Kiara growled out a warning that Leo answered with one of his own. Kiara might not be seriously willing to hurt a cub, but she'd put him in his place if she had to. And Leo wouldn't go down without a fight. He was trained by the pride. They taught him women were supposed to listen to men, no matter the age.

"Please don't fight," I pleaded with them both. Kiara still looked angry, but Leo's gaze flicked to me for a moment. He wasn't like the other boys in the pride. He didn't act cruel to me just because I was a woman. He went the other way. He was protective to the point where it was sometimes hard to recognize who the parent was. He didn't want to upset me.

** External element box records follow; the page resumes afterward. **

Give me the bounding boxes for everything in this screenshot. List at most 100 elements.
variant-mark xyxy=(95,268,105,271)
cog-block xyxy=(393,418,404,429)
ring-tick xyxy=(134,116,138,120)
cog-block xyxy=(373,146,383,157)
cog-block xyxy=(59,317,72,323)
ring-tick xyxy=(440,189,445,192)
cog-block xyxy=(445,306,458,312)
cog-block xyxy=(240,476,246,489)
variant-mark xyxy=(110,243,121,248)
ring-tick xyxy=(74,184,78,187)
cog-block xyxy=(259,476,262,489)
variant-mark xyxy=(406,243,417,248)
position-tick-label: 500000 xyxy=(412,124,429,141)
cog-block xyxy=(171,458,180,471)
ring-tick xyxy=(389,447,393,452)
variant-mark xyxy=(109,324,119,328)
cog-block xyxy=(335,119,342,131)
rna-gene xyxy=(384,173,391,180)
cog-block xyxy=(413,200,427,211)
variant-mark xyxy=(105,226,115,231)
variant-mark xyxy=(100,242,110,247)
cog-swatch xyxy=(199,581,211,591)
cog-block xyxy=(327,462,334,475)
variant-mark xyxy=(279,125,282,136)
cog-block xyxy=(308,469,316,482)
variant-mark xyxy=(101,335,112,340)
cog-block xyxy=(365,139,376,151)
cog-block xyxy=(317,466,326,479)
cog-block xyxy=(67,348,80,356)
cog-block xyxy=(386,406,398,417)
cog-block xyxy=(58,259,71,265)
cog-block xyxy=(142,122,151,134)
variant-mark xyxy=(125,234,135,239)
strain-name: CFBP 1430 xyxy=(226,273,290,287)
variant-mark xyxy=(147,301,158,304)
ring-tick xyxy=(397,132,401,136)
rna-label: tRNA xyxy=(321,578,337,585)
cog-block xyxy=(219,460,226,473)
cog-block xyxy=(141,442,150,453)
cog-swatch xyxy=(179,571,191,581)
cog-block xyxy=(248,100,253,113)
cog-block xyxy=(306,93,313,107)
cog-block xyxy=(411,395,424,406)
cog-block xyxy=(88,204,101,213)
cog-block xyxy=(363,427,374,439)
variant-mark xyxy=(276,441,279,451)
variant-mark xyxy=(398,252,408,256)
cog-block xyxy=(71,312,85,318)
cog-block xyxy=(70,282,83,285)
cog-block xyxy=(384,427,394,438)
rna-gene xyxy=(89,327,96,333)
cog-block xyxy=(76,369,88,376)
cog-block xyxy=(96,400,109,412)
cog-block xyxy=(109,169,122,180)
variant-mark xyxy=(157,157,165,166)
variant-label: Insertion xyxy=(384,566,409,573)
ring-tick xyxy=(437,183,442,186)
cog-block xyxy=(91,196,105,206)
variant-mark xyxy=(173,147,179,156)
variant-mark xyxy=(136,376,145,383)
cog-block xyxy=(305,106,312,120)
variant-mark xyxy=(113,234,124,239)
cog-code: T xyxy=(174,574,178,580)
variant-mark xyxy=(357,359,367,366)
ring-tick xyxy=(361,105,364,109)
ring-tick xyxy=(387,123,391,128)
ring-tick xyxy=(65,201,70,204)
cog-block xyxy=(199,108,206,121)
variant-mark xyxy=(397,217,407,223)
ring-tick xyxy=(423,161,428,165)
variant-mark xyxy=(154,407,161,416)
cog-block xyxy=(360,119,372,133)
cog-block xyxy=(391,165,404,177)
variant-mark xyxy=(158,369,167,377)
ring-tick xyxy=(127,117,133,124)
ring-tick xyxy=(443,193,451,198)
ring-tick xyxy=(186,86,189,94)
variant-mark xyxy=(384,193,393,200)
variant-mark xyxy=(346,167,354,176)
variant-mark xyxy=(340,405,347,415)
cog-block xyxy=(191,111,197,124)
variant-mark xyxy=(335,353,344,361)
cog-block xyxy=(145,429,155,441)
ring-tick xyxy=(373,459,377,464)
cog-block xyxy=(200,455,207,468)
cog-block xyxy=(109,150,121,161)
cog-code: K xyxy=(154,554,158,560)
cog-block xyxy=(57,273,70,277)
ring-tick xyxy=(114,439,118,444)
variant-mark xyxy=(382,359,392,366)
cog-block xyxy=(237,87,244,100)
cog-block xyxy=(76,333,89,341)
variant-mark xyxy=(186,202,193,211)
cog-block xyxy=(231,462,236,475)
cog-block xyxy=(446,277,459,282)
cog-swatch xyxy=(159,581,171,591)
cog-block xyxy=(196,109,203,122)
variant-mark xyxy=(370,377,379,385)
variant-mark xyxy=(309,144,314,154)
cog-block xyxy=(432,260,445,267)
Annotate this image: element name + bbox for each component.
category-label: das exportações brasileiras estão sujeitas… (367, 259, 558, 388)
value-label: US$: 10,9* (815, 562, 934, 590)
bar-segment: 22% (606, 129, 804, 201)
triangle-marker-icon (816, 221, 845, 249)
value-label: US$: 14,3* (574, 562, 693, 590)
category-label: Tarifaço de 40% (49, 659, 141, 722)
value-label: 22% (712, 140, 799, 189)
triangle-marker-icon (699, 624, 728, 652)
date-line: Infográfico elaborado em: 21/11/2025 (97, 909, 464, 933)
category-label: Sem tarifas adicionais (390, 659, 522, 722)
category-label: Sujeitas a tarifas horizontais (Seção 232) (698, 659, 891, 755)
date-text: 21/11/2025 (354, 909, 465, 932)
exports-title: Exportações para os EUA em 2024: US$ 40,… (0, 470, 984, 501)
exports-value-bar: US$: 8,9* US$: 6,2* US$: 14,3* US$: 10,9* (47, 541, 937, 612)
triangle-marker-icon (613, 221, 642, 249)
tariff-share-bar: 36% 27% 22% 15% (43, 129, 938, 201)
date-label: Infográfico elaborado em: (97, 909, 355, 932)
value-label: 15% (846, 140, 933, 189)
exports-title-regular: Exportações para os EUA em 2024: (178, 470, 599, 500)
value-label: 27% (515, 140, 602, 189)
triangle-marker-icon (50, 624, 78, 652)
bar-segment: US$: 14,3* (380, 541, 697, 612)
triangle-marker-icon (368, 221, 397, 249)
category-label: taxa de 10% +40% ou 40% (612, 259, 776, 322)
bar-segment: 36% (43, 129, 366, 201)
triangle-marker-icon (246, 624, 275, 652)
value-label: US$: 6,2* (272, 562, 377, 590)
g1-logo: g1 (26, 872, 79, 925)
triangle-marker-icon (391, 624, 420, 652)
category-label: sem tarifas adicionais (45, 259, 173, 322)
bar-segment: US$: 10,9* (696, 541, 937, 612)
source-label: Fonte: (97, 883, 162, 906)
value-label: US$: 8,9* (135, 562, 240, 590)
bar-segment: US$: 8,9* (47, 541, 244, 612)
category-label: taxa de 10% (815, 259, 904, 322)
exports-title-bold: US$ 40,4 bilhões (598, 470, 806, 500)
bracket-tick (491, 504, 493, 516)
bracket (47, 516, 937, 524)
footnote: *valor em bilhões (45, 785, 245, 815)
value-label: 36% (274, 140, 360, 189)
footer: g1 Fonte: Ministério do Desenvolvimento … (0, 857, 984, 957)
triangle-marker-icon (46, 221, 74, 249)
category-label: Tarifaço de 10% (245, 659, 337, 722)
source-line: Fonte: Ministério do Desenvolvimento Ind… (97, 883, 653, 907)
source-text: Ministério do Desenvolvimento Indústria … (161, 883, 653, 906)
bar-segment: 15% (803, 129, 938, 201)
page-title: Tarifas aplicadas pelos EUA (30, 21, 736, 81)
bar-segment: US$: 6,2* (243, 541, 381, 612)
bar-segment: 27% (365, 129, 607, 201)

After glaring at his aunt once more, Leo climbed out of his little hiding place until he sat next to me, his chin lifted defiantly at Kiara.

"I don't need school. There's online stuff. And Mom can teach me."

I winced. I hated that I had to tell him he was wrong. I did fine in some areas. His love of reading came from me. But with math and science, I was hopeless, and I didn"t want him to get left behind his peers.

"Kiara is right, Leo. I… I think we should go check it out."

Leo looked pained, putting his little hand on top of mine. "No, Mom. You're scared. I don't want to go somewhere that will scare you."

"I'm not…" I hesitated, trying to figure out how best to make him understand. "I'm not the greatest at math. I don't want you to be held back by me. Let's at least check it out for part of the day. So we can see if the teacher can help. Okay?"

His eyes searched mine, so I took on the blank mask I'd perfected over the years in the pride. The less emotion I showed, the less likely the males would get mad at me for reacting. It was safer to pretend I wasn't as scared as I was. Some of them enjoyed making the females cry.

"Fine," Leo said after a minute of silence. "But if you're scared, we're leaving. I can teach myself if I have to."

Kiara rolled her eyes, crossing her arms over her chest. "You know, for eight years old, you sure know everything. What the hell did the pride teach you?"

Leo scowled at her, but didn't reply. He instead focused on me, clasping my hand to support me as we made our way to Kiara's car. It was going to take every ounce of bravery I had to go to Rhea's home. I could only hope that I could keep my skin and get through it. If I shifted out of fear, Leo would shift too, to protect me. And I didn"t want him angering any of the males there. His safety and happiness were my priority. Nothing else mattered.